Corto Maltese: Le Elevetiche Rosa Alchemica - Hugo Pratt

We're more used to see Corto Maltese deal with mysticism in the context of African or Asian ceremonies and dark voodoo rituals. There's another stream of European mysticism to be found in (of all places) Switzerland in Le Elevetiche Rosa Alchemica. The manner in which Corto is drawn into this world is very much like that of a hallucinogenic trip, and it's a very trippy experience that takes up the majority of the album.

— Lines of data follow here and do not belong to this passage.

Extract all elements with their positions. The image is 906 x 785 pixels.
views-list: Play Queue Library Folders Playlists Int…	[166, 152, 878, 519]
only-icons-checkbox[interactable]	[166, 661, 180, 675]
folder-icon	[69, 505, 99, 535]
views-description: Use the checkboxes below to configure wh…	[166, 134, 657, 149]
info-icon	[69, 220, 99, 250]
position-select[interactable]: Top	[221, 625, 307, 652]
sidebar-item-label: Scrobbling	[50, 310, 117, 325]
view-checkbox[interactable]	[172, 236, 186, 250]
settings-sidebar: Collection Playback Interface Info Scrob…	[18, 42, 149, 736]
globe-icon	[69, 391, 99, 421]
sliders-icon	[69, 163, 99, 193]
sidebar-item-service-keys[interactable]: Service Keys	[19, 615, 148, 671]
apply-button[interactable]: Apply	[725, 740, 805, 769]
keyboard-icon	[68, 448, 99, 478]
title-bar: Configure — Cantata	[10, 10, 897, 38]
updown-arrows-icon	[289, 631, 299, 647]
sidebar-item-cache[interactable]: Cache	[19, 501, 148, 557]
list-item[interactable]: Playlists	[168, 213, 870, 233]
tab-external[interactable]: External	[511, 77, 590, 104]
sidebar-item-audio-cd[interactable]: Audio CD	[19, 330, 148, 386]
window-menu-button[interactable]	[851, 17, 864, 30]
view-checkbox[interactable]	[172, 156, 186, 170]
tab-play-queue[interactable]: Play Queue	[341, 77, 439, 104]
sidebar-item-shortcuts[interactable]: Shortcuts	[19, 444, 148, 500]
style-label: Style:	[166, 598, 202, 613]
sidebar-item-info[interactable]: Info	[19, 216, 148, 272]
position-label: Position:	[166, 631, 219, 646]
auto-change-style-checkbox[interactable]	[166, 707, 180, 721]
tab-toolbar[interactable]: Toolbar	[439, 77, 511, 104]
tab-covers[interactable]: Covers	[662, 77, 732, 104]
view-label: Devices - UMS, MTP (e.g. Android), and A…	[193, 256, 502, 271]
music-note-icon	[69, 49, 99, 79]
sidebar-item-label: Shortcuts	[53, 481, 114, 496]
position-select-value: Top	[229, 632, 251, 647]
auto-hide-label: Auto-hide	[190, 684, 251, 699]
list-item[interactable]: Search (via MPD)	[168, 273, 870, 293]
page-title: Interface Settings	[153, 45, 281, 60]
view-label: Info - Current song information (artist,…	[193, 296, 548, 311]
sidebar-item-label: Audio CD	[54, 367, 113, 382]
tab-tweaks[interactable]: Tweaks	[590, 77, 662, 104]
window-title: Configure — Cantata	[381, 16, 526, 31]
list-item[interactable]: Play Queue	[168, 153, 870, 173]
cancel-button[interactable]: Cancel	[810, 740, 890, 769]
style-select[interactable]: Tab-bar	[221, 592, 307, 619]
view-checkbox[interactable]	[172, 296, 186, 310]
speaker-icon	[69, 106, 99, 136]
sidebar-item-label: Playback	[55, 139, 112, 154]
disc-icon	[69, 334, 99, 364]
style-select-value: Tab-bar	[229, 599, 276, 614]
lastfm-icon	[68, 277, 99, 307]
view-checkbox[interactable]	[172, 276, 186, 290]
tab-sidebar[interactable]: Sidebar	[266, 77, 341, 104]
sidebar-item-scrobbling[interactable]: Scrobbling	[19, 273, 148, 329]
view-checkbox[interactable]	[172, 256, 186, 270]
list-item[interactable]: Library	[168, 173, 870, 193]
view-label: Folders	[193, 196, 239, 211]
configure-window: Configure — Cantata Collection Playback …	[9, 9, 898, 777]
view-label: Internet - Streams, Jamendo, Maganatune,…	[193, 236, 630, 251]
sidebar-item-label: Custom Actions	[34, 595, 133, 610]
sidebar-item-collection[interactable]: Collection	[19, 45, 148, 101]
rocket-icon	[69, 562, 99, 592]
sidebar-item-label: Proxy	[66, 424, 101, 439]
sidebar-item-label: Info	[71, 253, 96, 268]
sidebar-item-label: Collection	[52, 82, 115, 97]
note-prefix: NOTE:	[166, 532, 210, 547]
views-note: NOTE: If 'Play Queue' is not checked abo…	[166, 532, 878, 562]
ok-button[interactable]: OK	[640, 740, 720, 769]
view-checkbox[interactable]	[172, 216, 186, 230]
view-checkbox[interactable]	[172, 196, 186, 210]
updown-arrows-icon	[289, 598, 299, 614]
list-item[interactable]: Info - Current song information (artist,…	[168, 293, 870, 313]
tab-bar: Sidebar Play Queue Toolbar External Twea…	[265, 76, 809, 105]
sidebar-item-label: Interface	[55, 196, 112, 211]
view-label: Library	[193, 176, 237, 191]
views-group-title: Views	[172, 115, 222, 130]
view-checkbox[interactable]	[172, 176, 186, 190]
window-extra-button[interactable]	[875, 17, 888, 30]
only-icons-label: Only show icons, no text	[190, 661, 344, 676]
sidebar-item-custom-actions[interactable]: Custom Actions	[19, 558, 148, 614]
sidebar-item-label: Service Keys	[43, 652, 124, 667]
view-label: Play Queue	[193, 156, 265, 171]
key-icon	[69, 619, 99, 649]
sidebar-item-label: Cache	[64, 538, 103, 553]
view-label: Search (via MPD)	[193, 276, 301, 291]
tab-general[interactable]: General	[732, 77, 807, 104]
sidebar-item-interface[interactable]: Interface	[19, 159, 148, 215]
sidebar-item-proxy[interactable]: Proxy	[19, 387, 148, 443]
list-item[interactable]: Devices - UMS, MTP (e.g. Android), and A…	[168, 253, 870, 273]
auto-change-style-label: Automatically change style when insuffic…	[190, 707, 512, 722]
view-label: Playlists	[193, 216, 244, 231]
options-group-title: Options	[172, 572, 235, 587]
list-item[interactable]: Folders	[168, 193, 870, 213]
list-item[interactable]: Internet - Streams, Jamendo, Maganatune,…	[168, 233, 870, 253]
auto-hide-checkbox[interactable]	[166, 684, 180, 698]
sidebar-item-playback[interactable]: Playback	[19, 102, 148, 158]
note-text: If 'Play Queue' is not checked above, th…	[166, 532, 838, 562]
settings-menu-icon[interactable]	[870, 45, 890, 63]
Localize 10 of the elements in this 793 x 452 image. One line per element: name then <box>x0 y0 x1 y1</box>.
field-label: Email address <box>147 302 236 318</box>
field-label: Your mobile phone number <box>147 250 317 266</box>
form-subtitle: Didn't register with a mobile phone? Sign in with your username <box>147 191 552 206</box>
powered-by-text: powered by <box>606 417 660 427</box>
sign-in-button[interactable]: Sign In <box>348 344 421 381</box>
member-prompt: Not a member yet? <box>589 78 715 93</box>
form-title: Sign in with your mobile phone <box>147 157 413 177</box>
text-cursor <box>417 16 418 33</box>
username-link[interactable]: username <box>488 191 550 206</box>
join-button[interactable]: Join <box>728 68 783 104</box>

Corto accompanies old friend Professor Jeremiah Steiner to Montagnola in the canton of Tessin, Switzerland. He's as interested as Steiner in a conference being held by Herman Hesse on esoterica and alchemy. Arriving at their destination, they are met by a strange ambiguous figure of indeterminate age, who looks 10 but claims to be either 4 or 730, who introduces themselves as Klingsor or Hermann Hesse. They are in a strange place all right, but it's about to get even stranger. Soon Corto is conversing with images of medieval sages on the wall about Swiss mages and the history of Klingsor, Parsifal and the flowermaidens from von Eschenbach to Wagner.

In another dream state in the aptly named Pensione Morfeo, Corto encounters a scarecrow in a field of sunflowers and is tasked with finding La Rosa del Peccato the Rose of Thuringia, the Alchemical Rose. As a Parsifal figure he encounters Kundry, Death and converses with ravens here rather than the more typical seagulls of a Corto Maltese 'experience'. He meets an ogre who is to be the dreamt monster of King Kong, dancing skeletons and medieval demons, all the while seeking entrance to a castle in search of the Holy Grail, the key to mythology and divinity known as the Alchemical Rose. He even faces an infernal trial that includes Joan of Arc, Cain, Judas Iscariot, Dick Turpin and his old enemy Rasputin on the jury.


As Klingsor observes, what had started as a magic fable full of spiritual beauty and knightly heroism has been lost to a vulgar exchange between Corto and a gorilla. That just about sets the tone of this adventure, as is often the case in Pratt's world of Corto Maltese, blending esoterica, the arcane, voodoo rituals, Asian mysticism, secret societies, romance, war, history and mythology with romance and adventure, slipping here into hallucinogenic absurdity with some tongue-in-cheek humour. Pratt also clearly enjoys the freedom to  depict this strange dream environment, the art having a certain looseness, presenting the dream reality not as something grand and imposing, but fluid and understated.


Reading notes:  Le Elevetiche Rosa Alchemica by Hugo Pratt (1980). Original black and white edition, Italian language published by Rizzoli-Lezard. Read from Kindle eBook edition.